Acabó el valenciano, y otra vez
habló el locutor. Dijo primero no sé qué
de las pastillas de la tos y continuó
hablando del novelista. Enumeraba
nombres de sus obras que yo había visto
leer al abuelo junto a la chimenea del
comedor: Arroz y Tartana, La Barraca,
La Catedral…
El locutor empezó a hablar de otras
cosas. Y Valdivia, con tono doliente, se
refirió a cuando él estuvo en Formentor
con el maestro, de los libros que le
dedicó, de las fotografías que se
hicieron. Aquella relación, en el
gabinete de tonos cereza, daba más
lástima que en otra habitación de la
casa.
Se oyó lejano el toque de la
campana. Salían los operarios de la
fábrica. La radio tocaba el chotis de La
Verbena de la Paloma. El abuelo cerró.
Todos salimos del gabinete. En el patio
de cemento que había antes del jardín
estaban unos cuantos operarios.
Parecían esperar algo.
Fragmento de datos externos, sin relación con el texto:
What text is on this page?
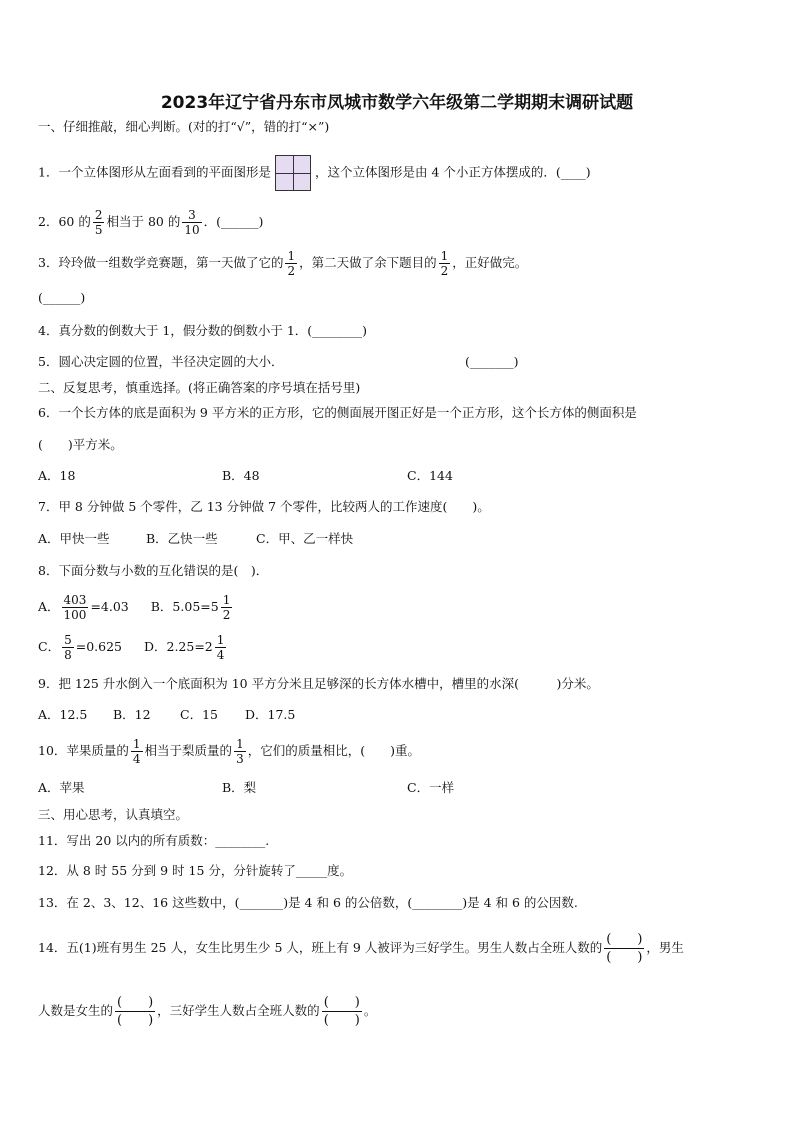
2023年辽宁省丹东市凤城市数学六年级第二学期期末调研试题
一、仔细推敲，细心判断。(对的打“√”，错的打“×”)
1．一个立体图形从左面看到的平面图形是	，这个立体图形是由 4 个小正方体摆成的．(____)
2．60 的 $\frac{2}{5}$ 相当于 80 的 $\frac{3}{10}$ ．(______)
3．玲玲做一组数学竞赛题，第一天做了它的 $\frac{1}{2}$ ，第二天做了余下题目的 $\frac{1}{2}$ ，正好做完。
(______)
4．真分数的倒数大于 1，假分数的倒数小于 1．(________)
5．圆心决定圆的位置，半径决定圆的大小．	(_______)
二、反复思考，慎重选择。(将正确答案的序号填在括号里)
6．一个长方体的底是面积为 9 平方米的正方形，它的侧面展开图正好是一个正方形，这个长方体的侧面积是
(　　)平方米。
A．18	B．48	C．144
7．甲 8 分钟做 5 个零件，乙 13 分钟做 7 个零件，比较两人的工作速度(　　)。
A．甲快一些	B．乙快一些	C．甲、乙一样快
8．下面分数与小数的互化错误的是(　)．
A． $\frac{403}{100} =4.03$ B．$5.05=5 \frac{1}{2}$
C． $\frac{5}{8} =0.625$ D．$2.25=2 \frac{1}{4}$
9．把 125 升水倒入一个底面积为 10 平方分米且足够深的长方体水槽中，槽里的水深(　　　)分米。
A．12.5 B．12 C．15 D．17.5
10．苹果质量的 $\frac{1}{4}$ 相当于梨质量的 $\frac{1}{3}$ ，它们的质量相比，(　　)重。
A．苹果	B．梨	C．一样
三、用心思考，认真填空。
11．写出 20 以内的所有质数：________.
12．从 8 时 55 分到 9 时 15 分，分针旋转了_____度。
13．在 2、3、12、16 这些数中，(_______)是 4 和 6 的公倍数，(________)是 4 和 6 的公因数.
14．五(1)班有男生 25 人，女生比男生少 5 人，班上有 9 人被评为三好学生。男生人数占全班人数的 $\frac{( )}{( )}$ ，男生
人数是女生的 $\frac{( )}{( )}$ ，三好学生人数占全班人数的 $\frac{( )}{( )}$ 。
Al verlos, el
abuelo, papá, Valdivia y el tío quedaron
parados en la escalinata de hierro.
Uno de los operarios, que era
valenciano, preguntó si por fin había
muerto el maestro.
Entonces, Valdivia bajó un escalón
más y les habló emocionado, moviendo
mucho los brazos cortos y gordos…
«España ha perdido uno de sus más
grandes hombres —le entendí entre otras
cosas—. La causa de la libertad sufrirá
con su falta…».
Todos escucharon con ojos tristes,
cuyos párpados y cejas estaban
empolvados por el serrín.
Durante mucho tiempo me dio
respeto pasar al gabinete, pues tenía la
impresión de que allí había estado
«corpore insepulto» —que quiere decir
sin enterrar— el gran hombre y
novelista, junto con el de Úrsula y el del
tío que murió de amor y el pintor que se
miraba las manos al reflejo granate.